I stopped at a wide spot by the registration and took a walk down to the Fossil falls, which isn’t really a waterfall. There used to be a waterfall and now all that remains is interesting holes and swirls and holes in the lava rock that the falls had once run over. Interesting but been there, done that, and now I just wanted to get the heck out of there without getting stuck, hurting my rig or having to unhook.

I was concerned about one of the MANY lava rocks sticking up catching a sidewall on my rig. Finally when I was almost back to the gravel road I came in on there were a couple big sites that I would fit in. I checked my verizen card and phone both and they both worked. Being a bit stressed and the sites here looking pretty nice I decided to pay the $6 camp fee and stay the night and unwind. My site was lovely. It was big, it had a fire pit and a picnic table and it was fairly level.

On my way back from paying the fee, I took a detour and followed a sign to Little Lake Overlook, which was several miles down a another gravel road.
Overlook
I found FLOWERS! MIllions of flowers, mostly the yellows but whites and purples were mixed in as well. The views were beautiful and there was nobody else around. I also found a cool dry lake bed to drive on to avoid some of the rough gravel road. It had its own beauty. I was beginning to like this ‘one night stop’. I got back to my site in time to enjoy the sunset with my feet up on a bench and began to think about staying a while....

Dry Lake


Campsite looking East with moon rising

Sunday, May 1, 2011

Short Canyon Flowers - Inyokern, CA

Lots of tiny flowers on the desert floor

I asked at the Ridgecrest museum which of the many canyons in the area might be the best bet for wildflowers.   She mentioned Short Canyon, which was probably less than 6 miles north of where I was staying in Inyokern.   Dog and I headed up the next day and I was not disappointed!

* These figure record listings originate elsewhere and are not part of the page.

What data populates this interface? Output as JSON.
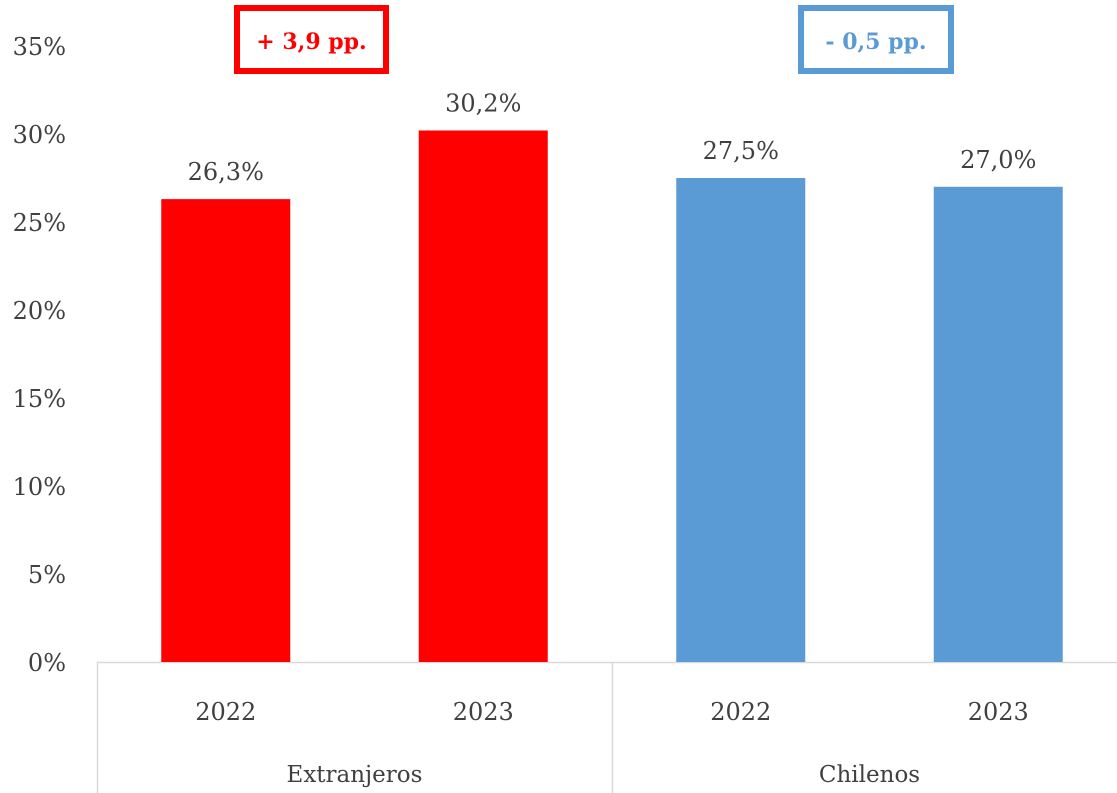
{
  "chart_data": {
    "type": "bar",
    "groups": [
      {
        "label": "Extranjeros",
        "color": "#ff0000",
        "categories": [
          "2022",
          "2023"
        ],
        "values": [
          26.3,
          30.2
        ],
        "value_labels": [
          "26,3%",
          "30,2%"
        ],
        "annotation": "+ 3,9 pp."
      },
      {
        "label": "Chilenos",
        "color": "#5b9bd5",
        "categories": [
          "2022",
          "2023"
        ],
        "values": [
          27.5,
          27.0
        ],
        "value_labels": [
          "27,5%",
          "27,0%"
        ],
        "annotation": "- 0,5 pp."
      }
    ],
    "ylim": [
      0,
      35
    ],
    "yticks": [
      0,
      5,
      10,
      15,
      20,
      25,
      30,
      35
    ],
    "ytick_labels": [
      "0%",
      "5%",
      "10%",
      "15%",
      "20%",
      "25%",
      "30%",
      "35%"
    ],
    "grid": false,
    "legend": false
  }
}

More flowers here than actually came out..  :-(
Driving up the to the canyon the desert was filled with thousands of white flower balls with some yellows and purple's mixed in.   When we got the the parking area the hillside had many poppies, yellows, purples a few orange globeflowers.  They weren't as dense as the whites were coming up, but they were still pretty and the variety was amazing.  So dog & I climbed the hill to the ridge and spied a route that went further along the floor of the canyon.  We went back and took that road and wow, what a find.  The desert floor was much more densely packed with small flowers.  Bunches of yellows in one place, then purples, the tiny whites, then we found some primrose bunches.  It was flower heaven! The variety and colors were just fabulous.  I was quite the happy flower hunter that day.

Primrose plus 5 other kinds of flowers here, though hard to see at this size

The next day I checked out Grapevine and Nine mile canyon but couldn't find Sand Canyon.  Neither of those canyons had any of the fanfare that Short Canyon did.  If you are in the area in early April and enjoy flowers, I recommend making the easy trek up to Short Canyon.

There are many dirt roads in this area and I didn't have a 4wd map or guide book but this one is not hard to find.  The best route is labeled (sort of).  If you go north from Inyokern to the Brown road exit then turn west, you will see small signs that will take you on an easily passable in a passenger car route.  Coming back the same way you go up is best if you don't have high clearance.  I detoured on a short cut down and kind of did a bumpy sliding in deep sand kind of thing for a bit.